Il s’agit donc de l’association de contenus sélectionnés et mis en ligne par l’enseignant. Ce doit être des contenus courts comme pour les vidéos-caps (cf partie 1), clairs dans leur présentation, que les apprenants peuvent réorganiser à leur propre rythme depuis chez eux, selon leur vision et partager avec leurs camarades. Ensuite, ils seront « re-travaillés » en classe, au travers des questions posées à l’enseignant, discutés avec lui et complétés par d’autres activités. En référence aux constats de Mehdi Lazar : « certains élèves ne se sentent plus frustrés par l’incapacité de faire leurs devoirs ; les enseignants peuvent mieux revoir les notions avec les étudiants en classe puisqu’ils ont plus de temps (en outre, les élèves peuvent écrire leurs questions pendant et après avoir regardé les leçons, à leur rythme) ; la mise en pratique des compétences travaillées a lieu dans la salle de classe avec l’aide de l’enseignant, qui est plus disponible pour aider individuellement les élèves. D’ailleurs, ceux qui n’ont pas le soutien de leurs parents à la maison peuvent alors obtenir le soutien de l’enseignant lors des devoirs – dorénavant en classe – alors que ce n’était pas le cas avant. De plus, les élèves qui sont absents ne manquent pas les leçons, tandis que l’utilisation des TICE crée un environnement d’apprentissage motivant à la maison et collaboratif en classe ».

On relève ici tout le positif induit par cette nouvelle pédagogie pour les apprenants, qui prennent grandement confiance en eux grâce à la multiple flexibilité du processus qui les « sort » de la pression de la classe.

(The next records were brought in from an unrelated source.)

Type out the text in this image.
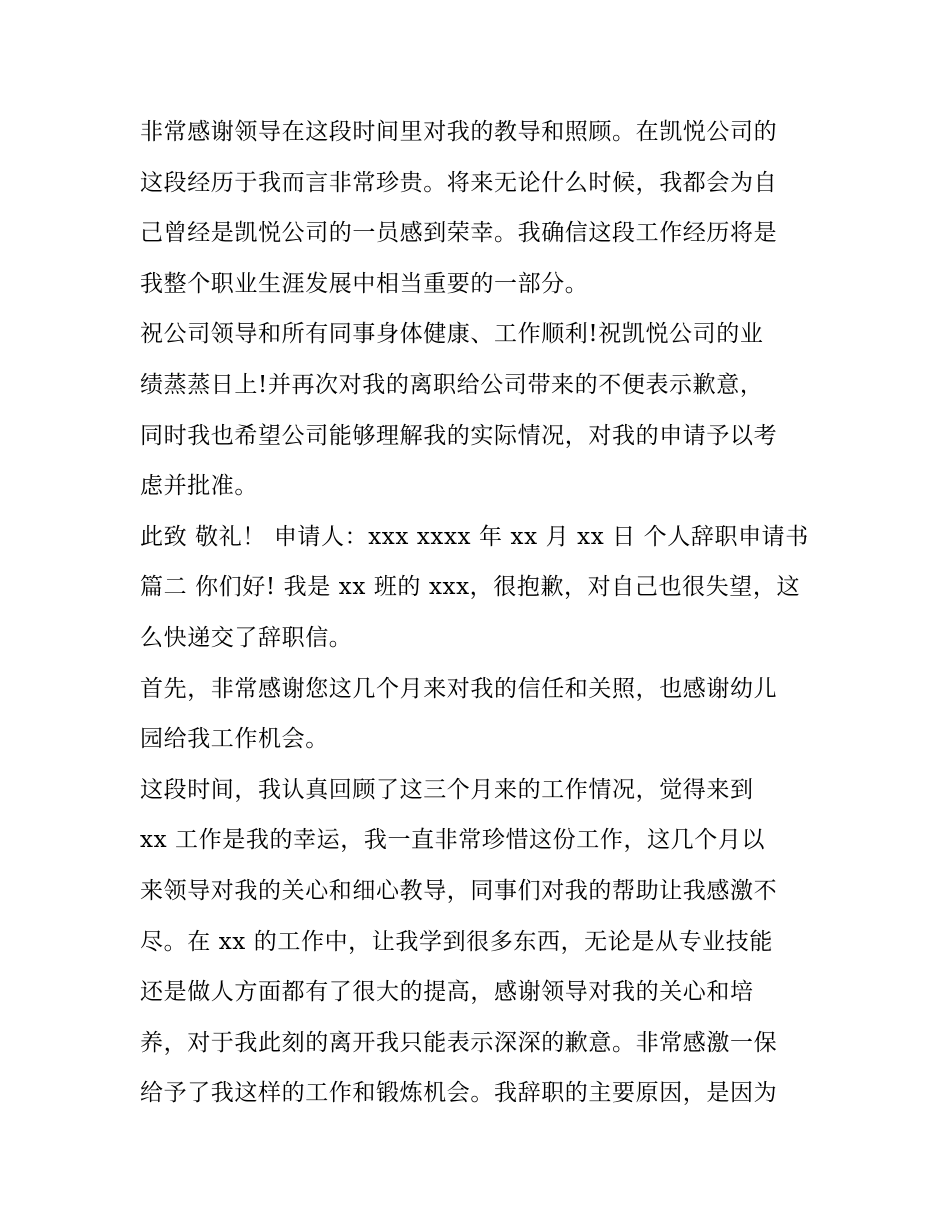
非常感谢领导在这段时间里对我的教导和照顾。在凯悦公司的
这段经历于我而言非常珍贵。将来无论什么时候，我都会为自
己曾经是凯悦公司的一员感到荣幸。我确信这段工作经历将是
我整个职业生涯发展中相当重要的一部分。
祝公司领导和所有同事身体健康、工作顺利!祝凯悦公司的业
绩蒸蒸日上!并再次对我的离职给公司带来的不便表示歉意，
同时我也希望公司能够理解我的实际情况，对我的申请予以考
虑并批准。
此致 敬礼！ 申请人：xxx xxxx 年 xx 月 xx 日 个人辞职申请书
篇二 你们好! 我是 xx 班的 xxx，很抱歉，对自己也很失望，这
么快递交了辞职信。
首先，非常感谢您这几个月来对我的信任和关照，也感谢幼儿
园给我工作机会。
这段时间，我认真回顾了这三个月来的工作情况，觉得来到
xx 工作是我的幸运，我一直非常珍惜这份工作，这几个月以
来领导对我的关心和细心教导，同事们对我的帮助让我感激不
尽。在 xx 的工作中，让我学到很多东西，无论是从专业技能
还是做人方面都有了很大的提高，感谢领导对我的关心和培
养，对于我此刻的离开我只能表示深深的歉意。非常感激一保
给予了我这样的工作和锻炼机会。我辞职的主要原因，是因为
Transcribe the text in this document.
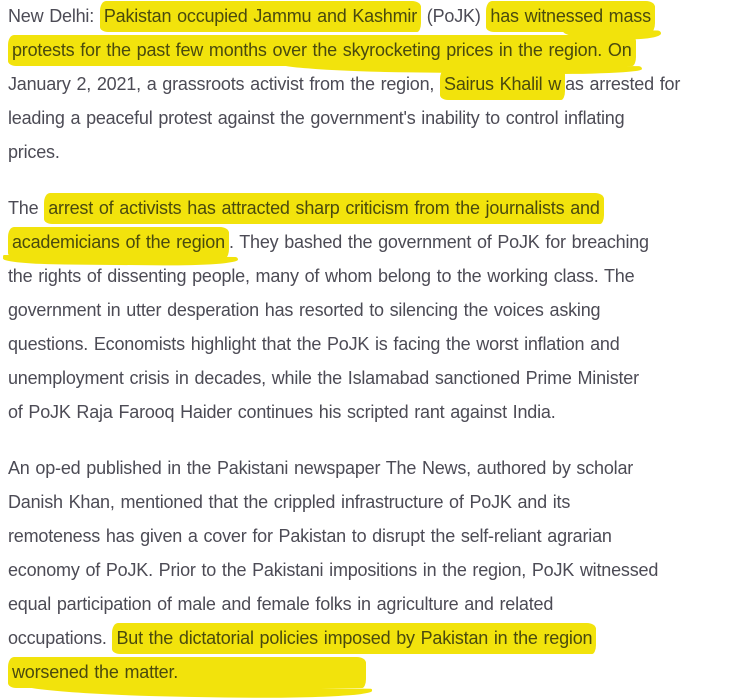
New Delhi: Pakistan occupied Jammu and Kashmir (PoJK) has witnessed mass
protests for the past few months over the skyrocketing prices in the region. On
January 2, 2021, a grassroots activist from the region, Sairus Khalil w as arrested for
leading a peaceful protest against the government's inability to control inflating
prices.
The arrest of activists has attracted sharp criticism from the journalists and
academicians of the region . They bashed the government of PoJK for breaching
the rights of dissenting people, many of whom belong to the working class. The
government in utter desperation has resorted to silencing the voices asking
questions. Economists highlight that the PoJK is facing the worst inflation and
unemployment crisis in decades, while the Islamabad sanctioned Prime Minister
of PoJK Raja Farooq Haider continues his scripted rant against India.
An op-ed published in the Pakistani newspaper The News, authored by scholar
Danish Khan, mentioned that the crippled infrastructure of PoJK and its
remoteness has given a cover for Pakistan to disrupt the self-reliant agrarian
economy of PoJK. Prior to the Pakistani impositions in the region, PoJK witnessed
equal participation of male and female folks in agriculture and related
occupations. But the dictatorial policies imposed by Pakistan in the region
worsened the matter.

L’article conclut ainsi : « En France, avec une utilisation régulière et une adaptation adéquate de la classe inversée, les résultats scolaires pourraient être très encourageants, surtout dans nos établissements difficiles. À ce titre, pouvons-nous encore nous passer d’une bonne idée sous prétexte qu’elle vient de l’étranger ? » (op, cit.). A cette question ouverte, on peut répondre que depuis 2013 en France, la pédagogie de la classe inversée a bel et bien été adoptée dans les milieux éducatifs (comme nous le verrons à titre d’exemple pour le lycée Edouard Branly) ; grâce aux cahiers de textes électroniques, à l’ENT (Environnement Numérique de Travail), aux Padlets et aux blogs pédagogiques, l’externalisation est plus facile, tout en palliant un agenda papier défectueux ou une absence.

C’est pourquoi l’enseignant peut ainsi repenser ses choix pédagogiques stratégiques pour donner à lire, regarder, écouter à l’extérieur de la classe une partie de ce qui se faisait en présentiel, permettant aux apprentissages de bénéficier d’un temps flexible tout en redonnant un vrai sens à la présence en cours puisque l’apprenant n’y arrive plus en béotien total, ayant pu auparavant travailler les points du cours, soit chez lui ou au sein de son établissement, dans la salle de permanence, au Centre de Documentation ou à la bibliothèque. Ainsi la classe inversée n’a été possible qu’avec l’aide du numérique tel qu’il est aujourd’hui accessible, aussi bien dans l’espace éducatif que privé.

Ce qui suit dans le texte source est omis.